Why do Engineering students study so much calculus ?

Why do Engineers students study so much calculus ?
There are many answers to this one !
1. "We had to suffer now its your turn !" (grizzled old Professor)
2. "As part of a government plan to keep underdesirables (e.g. mathematics lecturers) off the street" (cynical student)
3. "So much !!!! In my day, we were doing triple integration by the time we left primary school" (mathematics Professor in early stages of dementia)
etc.
Here is my answer. Engineering students should study calculus because , firstly, it provides them with a powerful tool to analyse the physical world and , secondly, because is a beautiful topic in itself, a triumph of imagination and analysis. Differential calculus, which I would describe as the mathematics of change, is incredibly useful for analysing the movement of fluids, the flow of heat, the rates of chemical reactions, the effect of changing electrical/magnestic fields, the movements of machines and numerous other engineering examples. Integral calculus, which I would describe as the mathematics of accumulation, allows to calculate area and volumes of complex shapes, centroids and moments of structures, accumulated energy and heat, and generally the overall effect of any varying process.
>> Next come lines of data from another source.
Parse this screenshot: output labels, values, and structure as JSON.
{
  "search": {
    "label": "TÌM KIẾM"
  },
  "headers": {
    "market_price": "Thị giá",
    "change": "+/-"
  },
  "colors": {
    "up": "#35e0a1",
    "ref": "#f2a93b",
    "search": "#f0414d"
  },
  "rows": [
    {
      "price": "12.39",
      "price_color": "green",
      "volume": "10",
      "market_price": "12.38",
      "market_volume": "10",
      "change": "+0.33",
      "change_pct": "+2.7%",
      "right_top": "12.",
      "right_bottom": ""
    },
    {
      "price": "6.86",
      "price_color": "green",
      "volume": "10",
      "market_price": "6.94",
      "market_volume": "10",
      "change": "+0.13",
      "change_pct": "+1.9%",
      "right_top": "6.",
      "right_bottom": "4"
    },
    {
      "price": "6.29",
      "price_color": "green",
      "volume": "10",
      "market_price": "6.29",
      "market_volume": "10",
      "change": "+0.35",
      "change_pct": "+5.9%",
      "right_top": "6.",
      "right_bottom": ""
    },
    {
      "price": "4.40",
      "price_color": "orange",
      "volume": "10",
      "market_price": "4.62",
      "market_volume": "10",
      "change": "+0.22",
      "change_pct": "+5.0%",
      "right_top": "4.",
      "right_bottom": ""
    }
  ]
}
The fact that both forms of calculus are directly related to each other (i.e. one is the inverse operation of the other) is also one of the most profound and useful intellectual insights of all time. For example, this means that gradient of a tangent line to parabola (i.e the instanteous rise of the curve) is 2x, given y = x2. If we graph this gradient function (g = 2x), the area under that curve is the anitderivative (x2). In other words, the mathematics of change can also be used to describe the mathematics of accumulation. This is not only true for this simple example but for any function that you care to think off. Accumulation is the mirror image of change. Bravo Mr Newton and Mr Leibniz - who both worked this out in the 17th century, though there is still much debate about who was actually first to make the breakthrough (see "A Tour of the Calculus" by Berlinski for an entertaining overview of this topic).
The advent of symbolic computer programs and, more recently, CAS calculators has taken much of the pain from University calculus. This technological advance has shifted the emphasis from memorizing algebraic routines towards using calculus as a tool to analyse a problem.